James Gibb, 'Old Gibbie', Kettins schoolmaster, scientist, curio-hunter, whisky smuggler (amongst other things).

   There is no doubt that those afflicted with mental or physical ailments were obliged to use their infirmities in order to survive.  One of the most remembered characters in North Angus in the 18th century was Jock Gudefellow, a legless man who used to pull himself around the countryside on a cart, and who terrified many a farmer’s wife into providing him sustenance.  He died in 1810 and was buried in Lethnot kirkyard.  One farmer’s wife panicked when he appeared at the door and she did not have anything at hand to feed him, so she cut up a bit of shoe leather and served it up to him.  His verdict, after he had consumed it, was that it was tough but tasty. James Bowick of Montrose commemorated Jock, in a bank-handed way, in these lines contained in his work Character and Sketches (1824):

                                       There's he who slid from Perth to Aberdeen
                                       Upon his hands and buttocks as they say:
                                       JOCK GUDEFELLOW was the creature's name, I ween,
                                       Who ofttimes scared the children from their play;
                                       But now the fearful wight hath passed into the clay.
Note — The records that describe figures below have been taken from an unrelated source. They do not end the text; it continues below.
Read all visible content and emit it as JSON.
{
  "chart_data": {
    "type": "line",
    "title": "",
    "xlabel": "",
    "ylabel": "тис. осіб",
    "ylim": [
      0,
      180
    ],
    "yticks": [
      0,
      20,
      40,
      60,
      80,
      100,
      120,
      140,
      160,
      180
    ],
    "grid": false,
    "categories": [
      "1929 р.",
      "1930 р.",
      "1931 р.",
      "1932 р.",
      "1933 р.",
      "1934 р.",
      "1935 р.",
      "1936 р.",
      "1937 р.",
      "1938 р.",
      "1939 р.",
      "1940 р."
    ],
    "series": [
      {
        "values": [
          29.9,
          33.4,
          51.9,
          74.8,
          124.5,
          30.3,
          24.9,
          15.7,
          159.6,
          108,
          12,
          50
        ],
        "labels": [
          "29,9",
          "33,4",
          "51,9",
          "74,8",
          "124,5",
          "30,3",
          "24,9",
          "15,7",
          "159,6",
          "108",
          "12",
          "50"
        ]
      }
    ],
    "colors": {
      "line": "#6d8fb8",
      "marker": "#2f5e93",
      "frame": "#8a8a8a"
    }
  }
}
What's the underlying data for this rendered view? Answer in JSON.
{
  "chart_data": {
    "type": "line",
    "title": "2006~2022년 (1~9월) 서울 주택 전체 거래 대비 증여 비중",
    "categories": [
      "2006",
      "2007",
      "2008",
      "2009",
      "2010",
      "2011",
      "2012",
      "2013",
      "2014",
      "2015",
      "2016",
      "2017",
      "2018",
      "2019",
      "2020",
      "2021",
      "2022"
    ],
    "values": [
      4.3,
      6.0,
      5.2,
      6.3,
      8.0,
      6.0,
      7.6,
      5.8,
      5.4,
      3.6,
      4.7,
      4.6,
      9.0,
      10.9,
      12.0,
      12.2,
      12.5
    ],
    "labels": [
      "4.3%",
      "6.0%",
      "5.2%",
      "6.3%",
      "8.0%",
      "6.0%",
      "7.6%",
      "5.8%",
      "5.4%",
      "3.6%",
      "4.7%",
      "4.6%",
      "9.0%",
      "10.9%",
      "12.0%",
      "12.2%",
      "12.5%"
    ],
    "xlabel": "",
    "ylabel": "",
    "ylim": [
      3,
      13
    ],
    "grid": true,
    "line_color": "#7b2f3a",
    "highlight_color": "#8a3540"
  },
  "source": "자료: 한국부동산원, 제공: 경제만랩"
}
   Behind such tales is a flotsam of scavenging humanity, twisted into strange shapes by poverty. And it was not just the congenitally weak who were afflicted.  Local Angus records in the early 18th century mention a series of gentlemen beggars, forced to travel from place to place cap in hand because of economic and social circumstances.

Another way of looking at things, is the interest in local characters from auld times reflects a supposedly better age when peculiarities were allowed to flourish unfettered by standards imposed by the evil pressures of modern life.  Another aspect of the good old days syndrome.


The redoubtable-looking Auld Grannie Fox from Carnoustie (though she was actually born in Kirriemuir).  By the end of the nineteenth century she had around 200 descendants in the town.